After last week's B-movie spectacular, this week's Torchwood did a 180 and actually produced an episode which I would consider good by any show's standards. Suspenseful, well-planned, and which, most importantly, actually uses something which people associate with Cardiff/Wales (myths about fairies, in this case) to good effect, rather than trying to pretend Cardiff is Los Angeles. I mean, seriously. Setting a couple of stories in Cardiff worked OK in DW new series 1 (S27, whatever), because in both cases all the characters were aware of the reputation of Cardiff as a backwater and took the mick out of it relentlessly. A similar thing could work quite well in Torchwood: e.g., making the explanation for why they seem capable of getting away with murder the fact that nobody in London cares what goes on in Cardiff (cf Boom Town), or focusing stories on local but relevant issues (unemployment in industry; the media boom; Welsh devolution etc., and if you don't think it can be done well in a sci-fi setting, check out Life on Mars and The Omega Factor). But doing all these Angel-style urban night shots just looks pretentious. Come on, guys, I want to like this series!

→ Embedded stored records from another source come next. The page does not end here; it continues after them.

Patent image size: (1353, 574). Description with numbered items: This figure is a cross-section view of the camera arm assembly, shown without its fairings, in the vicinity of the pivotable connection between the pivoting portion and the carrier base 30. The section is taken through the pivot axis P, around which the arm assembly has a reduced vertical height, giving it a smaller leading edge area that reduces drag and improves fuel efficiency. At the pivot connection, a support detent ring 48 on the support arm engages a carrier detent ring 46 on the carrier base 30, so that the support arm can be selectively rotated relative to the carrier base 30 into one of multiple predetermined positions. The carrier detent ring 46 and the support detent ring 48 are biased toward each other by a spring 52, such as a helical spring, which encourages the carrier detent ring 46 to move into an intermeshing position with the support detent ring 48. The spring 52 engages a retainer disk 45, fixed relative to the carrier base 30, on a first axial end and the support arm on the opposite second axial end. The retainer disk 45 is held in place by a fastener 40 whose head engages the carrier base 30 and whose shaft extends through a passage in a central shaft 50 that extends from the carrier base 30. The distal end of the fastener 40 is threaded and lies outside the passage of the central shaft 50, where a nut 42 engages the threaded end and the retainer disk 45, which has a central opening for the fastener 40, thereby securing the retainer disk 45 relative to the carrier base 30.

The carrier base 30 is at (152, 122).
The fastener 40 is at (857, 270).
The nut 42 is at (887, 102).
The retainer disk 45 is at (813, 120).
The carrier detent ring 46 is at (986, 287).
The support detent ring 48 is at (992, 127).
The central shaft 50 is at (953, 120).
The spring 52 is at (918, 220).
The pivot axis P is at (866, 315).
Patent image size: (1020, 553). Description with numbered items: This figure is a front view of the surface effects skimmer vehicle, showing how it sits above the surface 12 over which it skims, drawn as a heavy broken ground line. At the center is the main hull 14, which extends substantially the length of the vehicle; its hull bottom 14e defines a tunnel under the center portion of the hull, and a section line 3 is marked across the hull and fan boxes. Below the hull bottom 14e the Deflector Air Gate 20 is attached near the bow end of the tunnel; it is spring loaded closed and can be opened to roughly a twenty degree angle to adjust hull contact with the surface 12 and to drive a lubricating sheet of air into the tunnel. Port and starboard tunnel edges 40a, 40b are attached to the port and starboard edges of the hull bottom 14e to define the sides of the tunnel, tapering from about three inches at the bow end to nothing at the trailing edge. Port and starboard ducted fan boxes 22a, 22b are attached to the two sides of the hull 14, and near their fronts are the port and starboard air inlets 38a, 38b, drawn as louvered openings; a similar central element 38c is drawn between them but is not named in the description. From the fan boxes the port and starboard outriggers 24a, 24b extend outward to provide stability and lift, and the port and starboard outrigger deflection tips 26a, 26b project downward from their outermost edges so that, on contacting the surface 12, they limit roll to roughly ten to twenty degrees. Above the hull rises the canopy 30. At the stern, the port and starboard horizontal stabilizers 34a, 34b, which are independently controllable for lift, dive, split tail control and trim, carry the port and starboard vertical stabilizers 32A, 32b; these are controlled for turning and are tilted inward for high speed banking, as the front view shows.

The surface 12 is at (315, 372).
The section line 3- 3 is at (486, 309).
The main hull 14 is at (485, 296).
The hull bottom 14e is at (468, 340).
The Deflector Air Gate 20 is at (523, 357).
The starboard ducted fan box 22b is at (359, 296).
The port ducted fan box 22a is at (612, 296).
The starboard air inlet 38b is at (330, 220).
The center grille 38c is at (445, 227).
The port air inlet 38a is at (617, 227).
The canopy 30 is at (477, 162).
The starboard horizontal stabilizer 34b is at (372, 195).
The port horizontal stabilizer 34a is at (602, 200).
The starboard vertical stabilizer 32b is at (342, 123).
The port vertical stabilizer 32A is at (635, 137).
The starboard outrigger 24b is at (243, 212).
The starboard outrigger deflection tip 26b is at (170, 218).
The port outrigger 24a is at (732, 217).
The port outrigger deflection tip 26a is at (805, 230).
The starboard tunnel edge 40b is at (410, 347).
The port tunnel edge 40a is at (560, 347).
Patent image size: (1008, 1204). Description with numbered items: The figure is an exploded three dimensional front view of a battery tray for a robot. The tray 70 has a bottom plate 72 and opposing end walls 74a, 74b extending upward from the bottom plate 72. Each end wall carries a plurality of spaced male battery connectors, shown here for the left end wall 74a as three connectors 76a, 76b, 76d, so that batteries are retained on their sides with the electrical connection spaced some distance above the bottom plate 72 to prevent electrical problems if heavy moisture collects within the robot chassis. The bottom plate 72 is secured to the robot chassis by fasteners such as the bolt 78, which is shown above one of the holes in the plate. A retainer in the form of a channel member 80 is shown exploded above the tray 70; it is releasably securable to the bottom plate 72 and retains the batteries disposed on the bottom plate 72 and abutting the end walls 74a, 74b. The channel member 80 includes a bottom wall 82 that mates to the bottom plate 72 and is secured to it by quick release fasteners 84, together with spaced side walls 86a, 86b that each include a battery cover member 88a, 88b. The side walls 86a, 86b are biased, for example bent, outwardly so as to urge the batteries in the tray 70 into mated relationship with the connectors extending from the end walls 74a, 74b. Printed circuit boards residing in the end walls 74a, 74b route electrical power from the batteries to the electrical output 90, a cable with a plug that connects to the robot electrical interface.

Tuesday, November 07, 2006

Who are you, and what have you done with our Russell T. Davies?!

I was planning on blogging this week about how Torchwood isn't really an adult show (as the BBC keeps claiming incessantly), but a family show with swearwords and sex scenes in (seriously: watch the first few episodes, and, if you cut out the swearing, make the rape-murder in Episode 3 an ordinary murder, and tone down the lesbian-snog scene in Episode 2 somewhat, you don't have anything I wouldn't show to a reasonably bright ten-year-old). But daaaaamn. That "Cyberwoman" episode not only crossed the border into B-movie territory, it smashed down the border crossing, molested the customs guards and claimed the land for the Queen of Spain while it was at it. I haven't laughed so much since the last time I watched White Zombie (which, BTW, the lovely folks at POE-TV have made available in its entirety for download) starring a clearly desperate Bela Lugosi. If the rest of Torchwood keeps up this standard, I'll be a massive fan, but not quite for the reasons I initially assumed I'd be.

Wednesday, November 01, 2006

RIP Nigel Kneale

And the pool of talented TV writers in this country just gets smaller and smaller.

By a weird coincidence, my first reaction to this week's Torchwood was "Oh my God! It's The Stone Tape!"